Муж отец Пётр вместе с Емелей подкапывал в огороде картошку. Хотя, какой копальщик со старика? Однако елозит с лопатой, изображает бурную деятельность. Батюшка говорил, что старик недавно выкопал себе могилу на кладбище. Чем бы дитё не тешилось… Сегодня на тележке свозит картошку к погребу.
Обратно Василька посадит, катит в поле, а тот даво-о – олен, хохочет, заливается! Воистину, старый и малый…
Матушка перебирает в памяти события последних дней, дня сегодняшнего, горестно вздыхает.
Вот ещё немножко отдохнёт и пойдёт копать картошку. Война войной, а есть-пить надо. Сынишка Вася то и дело бегал от мамки к папке, а то и норовил спрятаться от родителей в пристройке, что за церковью, играл в свои детские игры. А сейчас устал, отдыхает у мамки на руках, хотя перед этим порывался сходить посмотреть машины на деревню.
Вроде, как и лето только закончилось, осень – вот она, да и гонит Красная армия немцев, радоваться надо, а на сердце тяжело, так тяжко, что и не выговорить. Которую неделю, как фашисты окружили лесной массив, почти каждый день идут тяжёлые бои партизан с врагом. Недавно батюшка Пётр ездил в Пустошку, отпевал заживо саженых жителей деревни.
– Ой, Господи! Что творится, что творится?! Быстрее бы конец этой войне, скорее бы наши пришли, – шепчет женщина, слегка покачивая на руках сына.

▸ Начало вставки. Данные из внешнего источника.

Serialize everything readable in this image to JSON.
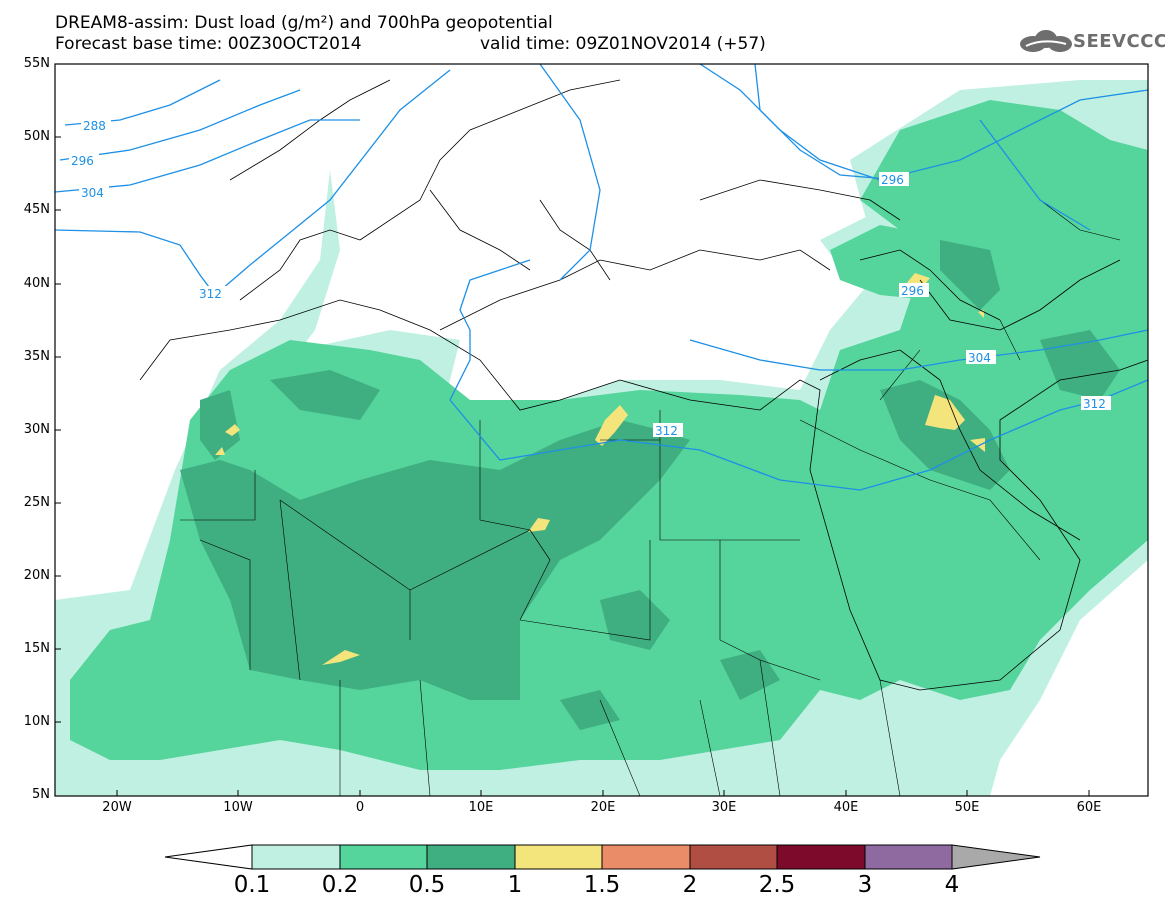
{
  "header": {
    "line1": "DREAM8-assim: Dust load (g/m²) and 700hPa geopotential",
    "line2a": "Forecast base time: 00Z30OCT2014",
    "line2b": "valid time: 09Z01NOV2014 (+57)",
    "logo_text": "SEEVCCC"
  },
  "axes": {
    "lat_labels": [
      "55N",
      "50N",
      "45N",
      "40N",
      "35N",
      "30N",
      "25N",
      "20N",
      "15N",
      "10N",
      "5N"
    ],
    "lon_labels": [
      "20W",
      "10W",
      "0",
      "10E",
      "20E",
      "30E",
      "40E",
      "50E",
      "60E"
    ]
  },
  "contours": {
    "labels": [
      "288",
      "296",
      "304",
      "312",
      "296",
      "304",
      "312",
      "312",
      "296"
    ]
  },
  "colorbar": {
    "ticks": [
      "0.1",
      "0.2",
      "0.5",
      "1",
      "1.5",
      "2",
      "2.5",
      "3",
      "4"
    ],
    "colors": [
      "#bff0e2",
      "#55d49c",
      "#3fae80",
      "#f4e47c",
      "#eb8c68",
      "#b04e44",
      "#7d0a2a",
      "#8f6aa0"
    ]
  },
  "palette": {
    "sea": "#ffffff",
    "light": "#bff0e2",
    "medium": "#55d49c",
    "dark": "#3fae80",
    "yellow": "#f4e47c",
    "contour": "#1e90e6"
  }
}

Там, в Пустошке, сестра старшая Наденька с семьёй была. Где она, что с ними – ни слуху, ни духу. Муж в ту последнюю поездку так и не узнал ничего о судьбе родных людей. Молва идёт, что почти все мирные жители успели спрятаться, ушли на остров, что посреди болота за деревней в лесу, там и спаслись. Но многих и сожгли, в основном стариков и детишек. Глупые, думали, что немцы не станут их трогать, ан, нет: без разбора собрали всех, кого смогли найти по погребам да землянкам, согнали в уцелевший хлев бабушки Трофимовой Ульяны Никифоровны, да и сожгли заживо вместе с хозяйкой, ироды проклятые. Никого не пожалели: ни старых, ни малых. Руню стёрли с лица земли буквально сразу после уборочной в первый год войны. Что-то не понравилась фашистам в жителях это затерявшейся среди леса и болота деревушки. Так же теперь и с Пустошкой. Главное, без разбора уничтожают: прав ты или виноват, никого не волнует. Живёшь в этой деревушке – значит, виновен по определению. Или расстреляют, или сожгут заживо.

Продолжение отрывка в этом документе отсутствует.